DETAILED ACTION
This communication is responsive to the application # 18/210,364 filed on June 15, 2023. Claims 1-20 are pending and are directed toward PARALLEL EXECUTION OF SELF-ATTENTION-BASED AI MODELS.
Notice of Pre-AIA or AIA Status
The present application, filed on or after March 16, 2013, is being examined under the first inventor to file provisions of the AIA . In the event the determination of the status of the application as subject to AIA 35 U.S.C. 102 and 103 (or as subject to pre-AIA 35 U.S.C. 102 and 103) is incorrect, any correction of the statutory basis for the rejection will not be considered a new ground of rejection if the prior art relied upon, and the rationale supporting the rejection, would be the same under either status.
Claim Rejections - 35 USC § 112
The following is a quotation of 35 U.S.C. 112(b):
(b) CONCLUSION.—The specification shall conclude with one or more claims particularly pointing out and distinctly claiming the subject matter which the inventor or a joint inventor regards as the invention.
The following is a quotation of 35 U.S.C. 112 (pre-AIA ), second paragraph:
The specification shall conclude with one or more claims particularly pointing out and distinctly claiming the subject matter which the applicant regards as his invention.
Claims 6-8 and 15-17 are rejected under 35 U.S.C. 112(b) or 35 U.S.C. 112 (pre-AIA ), second paragraph, as being indefinite for failing to particularly point out and distinctly claim the subject matter which the inventor or a joint inventor (or for applications subject to pre-AIA 35 U.S.C. 112, the applicant), regards as the invention. X and Y numbers are not defined. For example, for Y=1, the claimed Y-1=0, further if Y>X then the limitations are indefinite.
Claim 9 is rejected under 35 U.S.C. 112(b) or 35 U.S.C. 112 (pre-AIA ), second paragraph, as being indefinite for failing to particularly point out and distinctly claim the subject matter which the inventor or a joint inventor (or for applications subject to pre-AIA 35 U.S.C. 112, the applicant), regards as the invention.
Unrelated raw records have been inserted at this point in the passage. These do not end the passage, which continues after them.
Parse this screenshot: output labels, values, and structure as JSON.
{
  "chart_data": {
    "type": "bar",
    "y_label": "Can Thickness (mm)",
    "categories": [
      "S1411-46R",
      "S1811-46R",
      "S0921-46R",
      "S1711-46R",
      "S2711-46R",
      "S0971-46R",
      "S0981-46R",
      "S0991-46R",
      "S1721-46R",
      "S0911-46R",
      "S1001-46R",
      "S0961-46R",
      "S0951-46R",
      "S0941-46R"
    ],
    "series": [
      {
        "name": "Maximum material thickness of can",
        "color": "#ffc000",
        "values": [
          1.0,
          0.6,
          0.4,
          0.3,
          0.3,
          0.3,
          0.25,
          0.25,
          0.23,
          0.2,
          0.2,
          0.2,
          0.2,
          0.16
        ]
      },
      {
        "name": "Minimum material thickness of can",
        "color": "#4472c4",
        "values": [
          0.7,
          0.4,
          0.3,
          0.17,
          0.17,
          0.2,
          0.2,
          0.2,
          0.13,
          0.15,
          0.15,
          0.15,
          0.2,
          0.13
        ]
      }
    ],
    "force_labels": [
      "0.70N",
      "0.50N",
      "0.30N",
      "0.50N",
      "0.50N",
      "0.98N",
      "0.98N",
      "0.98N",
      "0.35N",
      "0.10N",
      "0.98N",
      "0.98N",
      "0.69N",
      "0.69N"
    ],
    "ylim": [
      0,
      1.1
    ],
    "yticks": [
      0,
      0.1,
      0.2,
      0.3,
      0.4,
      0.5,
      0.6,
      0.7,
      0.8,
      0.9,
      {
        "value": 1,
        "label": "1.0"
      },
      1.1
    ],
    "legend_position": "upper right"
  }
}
Claim 9 requires “the first operation can be performed in parallel with the second operation, wherein, during a first time period, the systolic array is configured to perform the first operation for a first data sequence in parallel with the self-attention circuit performing the second operation for the first data sequence”, which contradicts limitations of claim 1.
Claim Rejections - 35 USC § 103
The following is a quotation of 35 U.S.C. 103 which forms the basis for all obviousness rejections set forth in this Office action:
A patent for a claimed invention may not be obtained, notwithstanding that the claimed invention is not identically disclosed as set forth in section 102, if the differences between the claimed invention and the prior art are such that the claimed invention as a whole would have been obvious before the effective filing date of the claimed invention to a person having ordinary skill in the art to which the claimed invention pertains. Patentability shall not be negated by the manner in which the invention was made.
Claims 1-5, 9-14, and 18-20 are rejected under 35 U.S.C. 103 as being unpatentable over Meyer et al. (US 11,803,736, Filed: Jun. 30, 2020), in view of Chowdhery et al. (US 2022/0253672, Pub. Date: Aug. 11, 2022), hereinafter referred to as Meyer and Chowdhery.
As per claim 1, Meyer in view of Chowdhery teaches an integrated circuit (IC) (FIG. 2 illustrates a block diagram of an example of an integrated circuit device; Meyer, Column 1, lines 39-40), comprising:
a systolic array configured to perform a first operation in a layer of an artificial intelligence (AI) model (Such dedicated circuitry can be implemented using an array of processing elements (which may be referred to as a systolic array), where each processing element (PE) contains circuitry to perform multiplication and accumulation operations to implement a matrix multiplication computation. Meyer, Column 2, lines 17-23) that does not use data from previous data sequences (In a systolic array, two types of information may flow into each row of the array: feature map (FMAP) input elements and weight values. The weight values may flow into the array before the actual matrix multiply computation, and are stored in the processing elements (PEs) of the array. Meyer, Column 2, lines 23-27);
Meyer does not teach a self-attention circuit, Chowdhery however teaches a self-attention circuit configured to perform a second operation in the layer of the AI model that does use data from previous data sequences (As one example, when the network input is an input sequence, the attention neural network can include an encoder neural network that includes a subset of the plurality of layers and that encodes the input sequence to generate a respective encoded representation of each input in the sequence. In this example, the attention mechanism applied by the layers in the encoder is a self-attention mechanism, e.g., a multi-head self-attention mechanism. Chowdhery, [0035]).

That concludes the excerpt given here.